Desse modo fica claro que os Estados Unidos não estão necessariamente em declínio econômico. Em realidade, estão mais poderosos do que nunca. O que ocorre é que possivelmente se tornaram menos influentes no mundo. Algo que se observa nas últimas décadas é que os países em desenvolvimento e emergentes passaram também a crescer de modo exponencial – beneficiados pelos efeitos da globalização -, e a se articular em blocos econômicos de acordo com seus interesses (os BRICS, são um exemplo).
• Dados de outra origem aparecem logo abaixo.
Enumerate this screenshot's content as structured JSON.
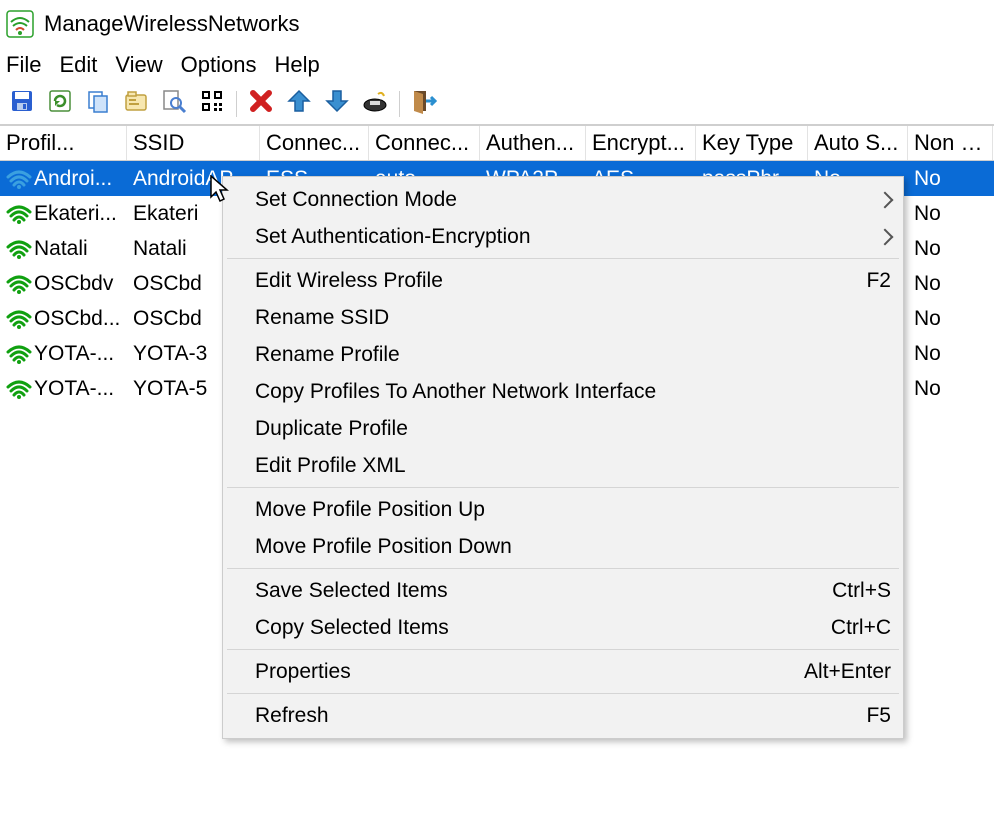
{
  "title": "ManageWirelessNetworks",
  "menu": {
    "file": "File",
    "edit": "Edit",
    "view": "View",
    "options": "Options",
    "help": "Help"
  },
  "toolbar_icons": [
    "save-icon",
    "refresh-icon",
    "copy-icon",
    "properties-icon",
    "find-icon",
    "qr-icon",
    "sep",
    "delete-icon",
    "move-up-icon",
    "move-down-icon",
    "network-icon",
    "sep",
    "exit-icon"
  ],
  "columns": [
    "Profil...",
    "SSID",
    "Connec...",
    "Connec...",
    "Authen...",
    "Encrypt...",
    "Key Type",
    "Auto S...",
    "Non B..."
  ],
  "rows": [
    {
      "selected": true,
      "profile": "Androi...",
      "ssid": "AndroidAP",
      "conn_type": "ESS",
      "conn_mode": "auto",
      "auth": "WPA2P...",
      "encrypt": "AES",
      "key": "passPhr...",
      "auto": "No",
      "nonb": "No"
    },
    {
      "selected": false,
      "profile": "Ekateri...",
      "ssid": "Ekateri",
      "conn_type": "",
      "conn_mode": "",
      "auth": "",
      "encrypt": "",
      "key": "",
      "auto": "",
      "nonb": "No"
    },
    {
      "selected": false,
      "profile": "Natali",
      "ssid": "Natali",
      "conn_type": "",
      "conn_mode": "",
      "auth": "",
      "encrypt": "",
      "key": "",
      "auto": "",
      "nonb": "No"
    },
    {
      "selected": false,
      "profile": "OSCbdv",
      "ssid": "OSCbd",
      "conn_type": "",
      "conn_mode": "",
      "auth": "",
      "encrypt": "",
      "key": "",
      "auto": "",
      "nonb": "No"
    },
    {
      "selected": false,
      "profile": "OSCbd...",
      "ssid": "OSCbd",
      "conn_type": "",
      "conn_mode": "",
      "auth": "",
      "encrypt": "",
      "key": "",
      "auto": "",
      "nonb": "No"
    },
    {
      "selected": false,
      "profile": "YOTA-...",
      "ssid": "YOTA-3",
      "conn_type": "",
      "conn_mode": "",
      "auth": "",
      "encrypt": "",
      "key": "",
      "auto": "",
      "nonb": "No"
    },
    {
      "selected": false,
      "profile": "YOTA-...",
      "ssid": "YOTA-5",
      "conn_type": "",
      "conn_mode": "",
      "auth": "",
      "encrypt": "",
      "key": "",
      "auto": "",
      "nonb": "No"
    }
  ],
  "context_menu": [
    {
      "label": "Set Connection Mode",
      "submenu": true
    },
    {
      "label": "Set Authentication-Encryption",
      "submenu": true
    },
    {
      "sep": true
    },
    {
      "label": "Edit Wireless Profile",
      "shortcut": "F2"
    },
    {
      "label": "Rename SSID"
    },
    {
      "label": "Rename Profile"
    },
    {
      "label": "Copy Profiles To Another Network Interface"
    },
    {
      "label": "Duplicate Profile"
    },
    {
      "label": "Edit Profile XML"
    },
    {
      "sep": true
    },
    {
      "label": "Move Profile Position Up"
    },
    {
      "label": "Move Profile Position Down"
    },
    {
      "sep": true
    },
    {
      "label": "Save Selected Items",
      "shortcut": "Ctrl+S"
    },
    {
      "label": "Copy Selected Items",
      "shortcut": "Ctrl+C"
    },
    {
      "sep": true
    },
    {
      "label": "Properties",
      "shortcut": "Alt+Enter"
    },
    {
      "sep": true
    },
    {
      "label": "Refresh",
      "shortcut": "F5"
    }
  ]
}
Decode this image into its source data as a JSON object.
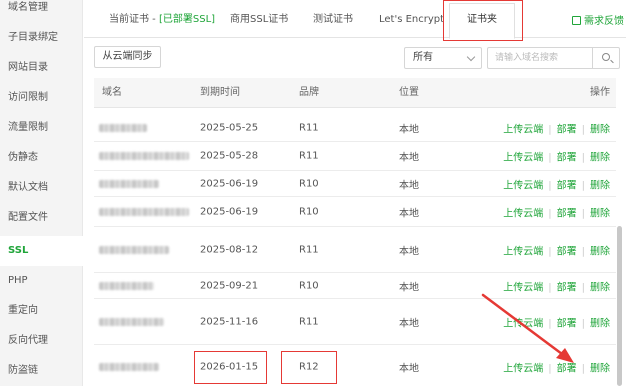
{
  "sidebar": {
    "items": [
      {
        "label": "域名管理"
      },
      {
        "label": "子目录绑定"
      },
      {
        "label": "网站目录"
      },
      {
        "label": "访问限制"
      },
      {
        "label": "流量限制"
      },
      {
        "label": "伪静态"
      },
      {
        "label": "默认文档"
      },
      {
        "label": "配置文件"
      },
      {
        "label": "SSL"
      },
      {
        "label": "PHP"
      },
      {
        "label": "重定向"
      },
      {
        "label": "反向代理"
      },
      {
        "label": "防盗链"
      }
    ],
    "active_index": 8
  },
  "tabs": {
    "current": {
      "label": "当前证书 - ",
      "highlight": "[已部署SSL]"
    },
    "commercial": "商用SSL证书",
    "test": "测试证书",
    "letsencrypt": "Let's Encrypt",
    "folder": "证书夹",
    "feedback": "需求反馈"
  },
  "toolbar": {
    "sync_label": "从云端同步",
    "filter_value": "所有",
    "search_placeholder": "请输入域名搜索"
  },
  "table": {
    "headers": {
      "domain": "域名",
      "expiry": "到期时间",
      "brand": "品牌",
      "location": "位置",
      "action": "操作"
    },
    "rows": [
      {
        "expiry": "2025-05-25",
        "brand": "R11",
        "location": "本地"
      },
      {
        "expiry": "2025-05-28",
        "brand": "R11",
        "location": "本地"
      },
      {
        "expiry": "2025-06-19",
        "brand": "R10",
        "location": "本地"
      },
      {
        "expiry": "2025-06-19",
        "brand": "R10",
        "location": "本地"
      },
      {
        "expiry": "2025-08-12",
        "brand": "R11",
        "location": "本地"
      },
      {
        "expiry": "2025-09-21",
        "brand": "R10",
        "location": "本地"
      },
      {
        "expiry": "2025-11-16",
        "brand": "R11",
        "location": "本地"
      },
      {
        "expiry": "2026-01-15",
        "brand": "R12",
        "location": "本地"
      }
    ],
    "actions": {
      "upload": "上传云端",
      "deploy": "部署",
      "delete": "删除"
    }
  },
  "colors": {
    "accent": "#20a53a",
    "highlight_box": "#e53935"
  }
}
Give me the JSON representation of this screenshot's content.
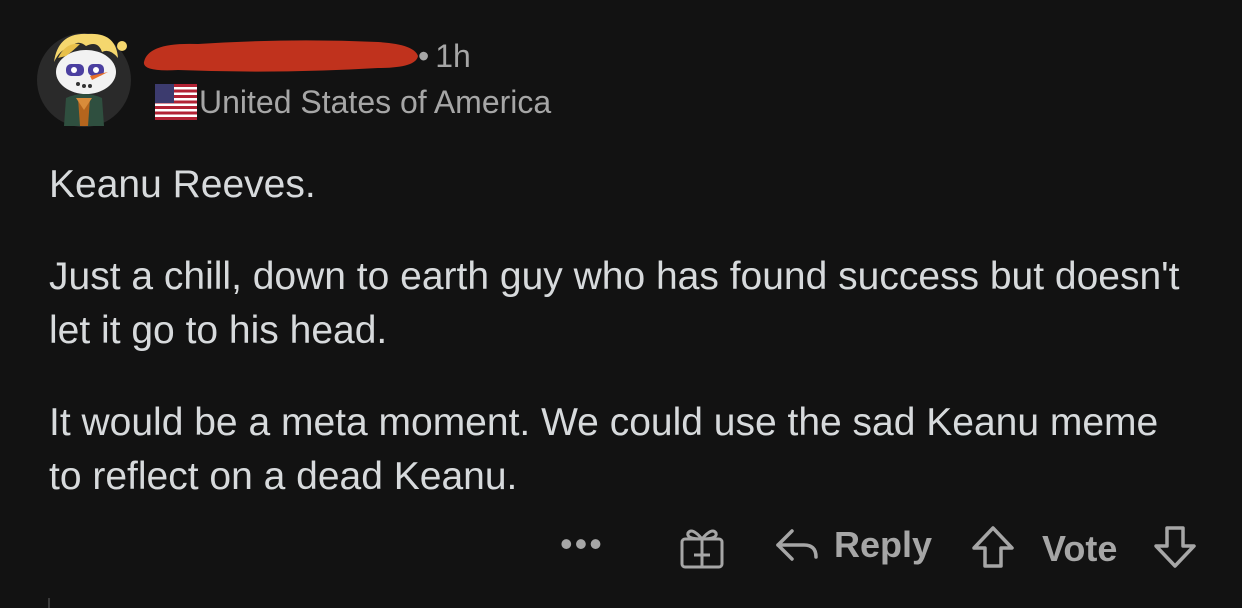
{
  "comment": {
    "timestamp": "1h",
    "separator": "•",
    "flair": "United States of America",
    "flair_icon": "us-flag-icon",
    "paragraphs": [
      "Keanu Reeves.",
      "Just a chill, down to earth guy who has found success but doesn't let it go to his head.",
      "It would be a meta moment. We could use the sad Keanu meme to reflect on a dead Keanu."
    ]
  },
  "actions": {
    "more_label": "•••",
    "reply_label": "Reply",
    "vote_label": "Vote",
    "icons": [
      "more-icon",
      "gift-icon",
      "reply-arrow-icon",
      "upvote-icon",
      "downvote-icon"
    ]
  },
  "colors": {
    "background": "#121212",
    "text": "#d7dadc",
    "meta": "#a6a6a6",
    "redaction": "#c0321d"
  }
}
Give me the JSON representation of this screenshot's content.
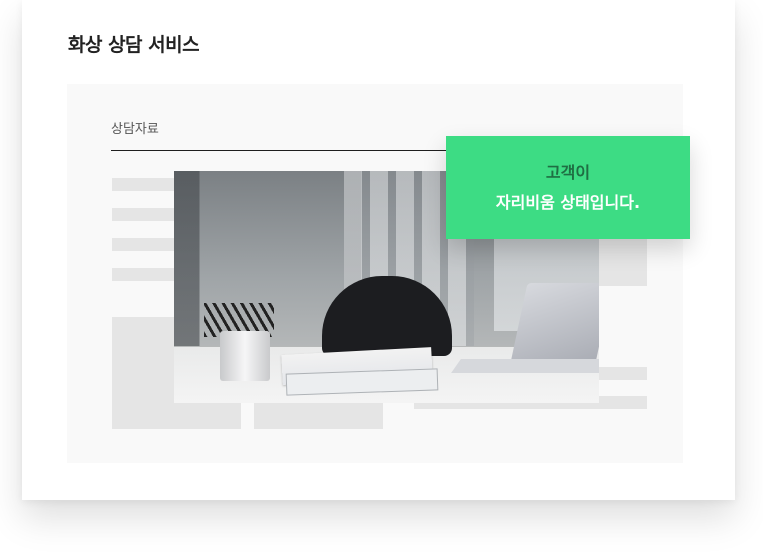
{
  "card": {
    "title": "화상 상담 서비스"
  },
  "panel": {
    "label": "상담자료"
  },
  "notice": {
    "line1": "고객이",
    "line2": "자리비움 상태입니다.",
    "background": "#3ddc84"
  },
  "photo": {
    "icon": "office-desk-photo"
  }
}
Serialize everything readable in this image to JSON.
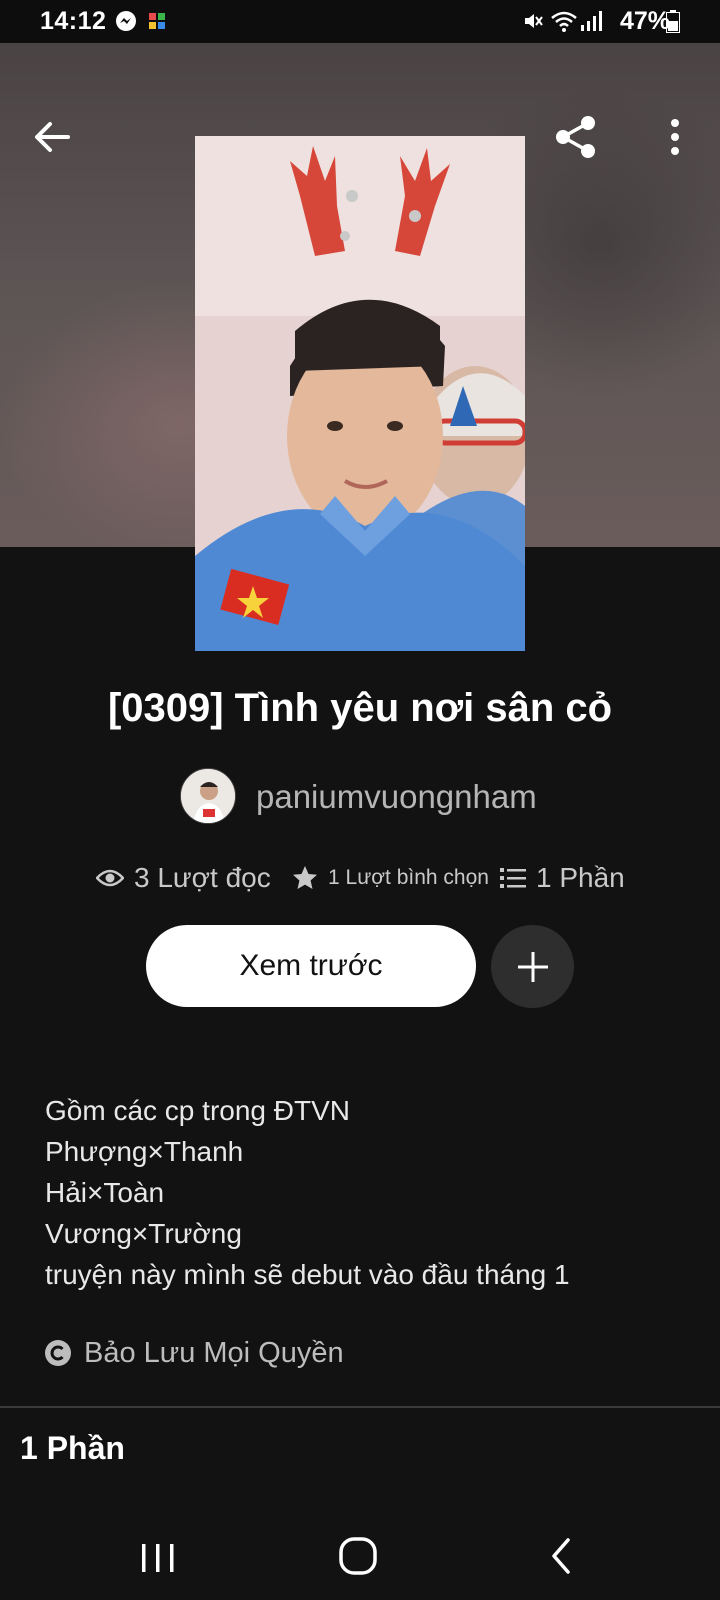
{
  "status_bar": {
    "time": "14:12",
    "battery": "47%"
  },
  "header": {
    "back_icon": "arrow-left-icon",
    "share_icon": "share-icon",
    "more_icon": "more-vertical-icon"
  },
  "story": {
    "title": "[0309] Tình yêu nơi sân cỏ",
    "author": "paniumvuongnham",
    "stats": {
      "reads": "3 Lượt đọc",
      "votes": "1 Lượt bình chọn",
      "parts": "1 Phần"
    },
    "preview_button": "Xem trước",
    "description_lines": [
      "Gồm các cp trong ĐTVN",
      "Phượng×Thanh",
      "Hải×Toàn",
      "Vương×Trường",
      "truyện này mình sẽ debut vào đầu tháng 1"
    ],
    "copyright": "Bảo Lưu Mọi Quyền",
    "parts_heading": "1 Phần"
  },
  "colors": {
    "background": "#121212",
    "button_bg": "#ffffff",
    "add_button_bg": "#2e2e2e",
    "muted_text": "#b5b5b5"
  }
}
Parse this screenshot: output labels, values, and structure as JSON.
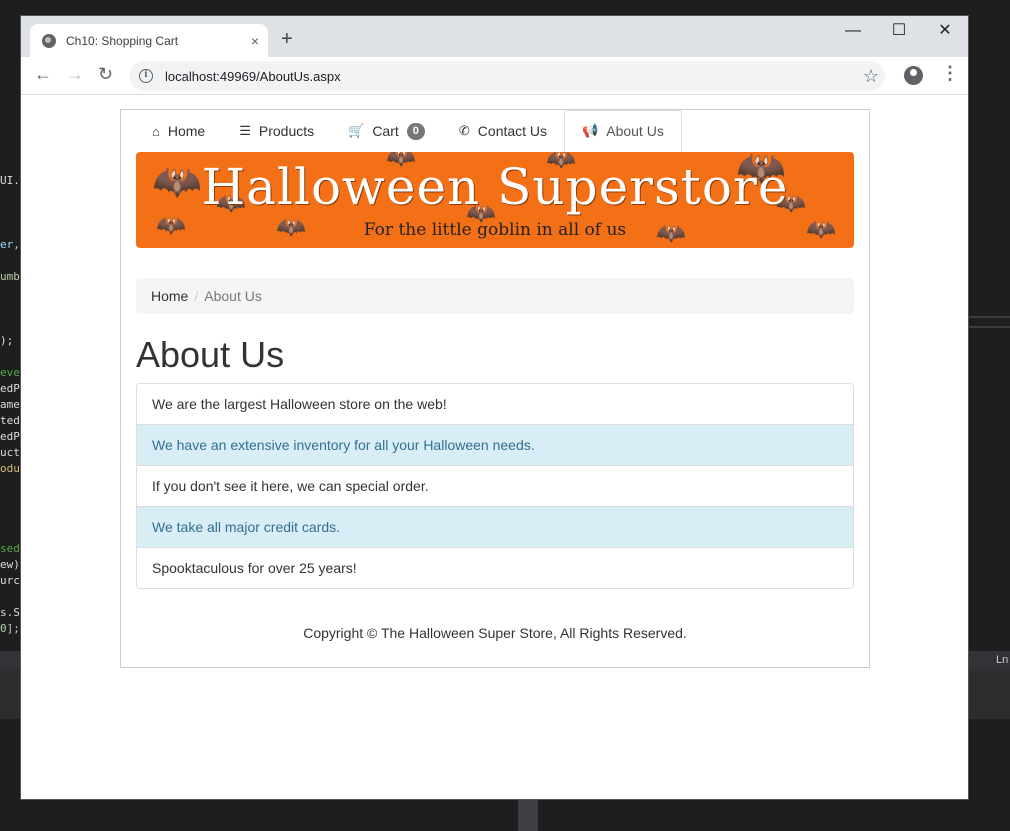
{
  "browser": {
    "tab_title": "Ch10: Shopping Cart",
    "tab_close": "×",
    "new_tab": "+",
    "minimize": "—",
    "maximize": "☐",
    "close": "✕",
    "url": "localhost:49969/AboutUs.aspx",
    "back": "←",
    "forward": "→",
    "reload": "↻",
    "info": "i",
    "star": "☆",
    "menu": "⋮"
  },
  "nav": {
    "items": [
      {
        "label": "Home",
        "icon": "home-icon",
        "glyph": "⌂"
      },
      {
        "label": "Products",
        "icon": "products-icon",
        "glyph": "☰"
      },
      {
        "label": "Cart",
        "icon": "cart-icon",
        "glyph": "🛒",
        "badge": "0"
      },
      {
        "label": "Contact Us",
        "icon": "phone-icon",
        "glyph": "✆"
      },
      {
        "label": "About Us",
        "icon": "megaphone-icon",
        "glyph": "📢",
        "active": true
      }
    ]
  },
  "banner": {
    "headline": "Halloween Superstore",
    "tagline": "For the little goblin in all of us",
    "color": "#f47016"
  },
  "breadcrumb": {
    "home": "Home",
    "separator": "/",
    "current": "About Us"
  },
  "main": {
    "heading": "About Us",
    "items": [
      {
        "text": "We are the largest Halloween store on the web!",
        "style": "default"
      },
      {
        "text": "We have an extensive inventory for all your Halloween needs.",
        "style": "info"
      },
      {
        "text": "If you don't see it here, we can special order.",
        "style": "default"
      },
      {
        "text": "We take all major credit cards.",
        "style": "info"
      },
      {
        "text": "Spooktaculous for over 25 years!",
        "style": "default"
      }
    ]
  },
  "footer": {
    "text": "Copyright © The Halloween Super Store, All Rights Reserved."
  },
  "ide": {
    "status": "Ln"
  }
}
Com a recente vitória de Trump, há certa apreensão em relação aos possíveis novos rumos da economia global. Bem se sabe que existem questões de ordem econômica, especialmente em relação à política externa norte-americana, que pouco se alteram com as mudanças no comando presidencial. Contudo, existem claras diferenças entre a visão econômica de Biden e Trump. A expectativa em relação ao novo mandato de Trump é que seja focado na proteção de sua economia, investindo forte na reindustrialização, desregulamentação e desburocratização.
Para além da competição com o gigante chinês e de sua cruzada contra o fluxo migratório, batalhas já travadas em seu mandato anterior, Trump terá de enfrentar uma agenda de conflitos que não havia na última passagem pela Casa Branca. Refiro-me à recente guerra entre Israel e Hamas e a guerra entre Rússia e Ucrânia.
Há certa expectativa em relação a postura norte-americana diante de todos esses desafios. Trump enfrentará um mundo bem mais complexo do que encontrou em 2016. Porém, retorna mais experiente e com mais musculatura por decorrência do respaldo popular alcançado nas últimas eleições. Tentará, certamente, ser mais influente no mundo para alcançar um reposicionamento de seu país na arena política e econômica. Aguardemos, pois, as cenas dos próximos capítulos.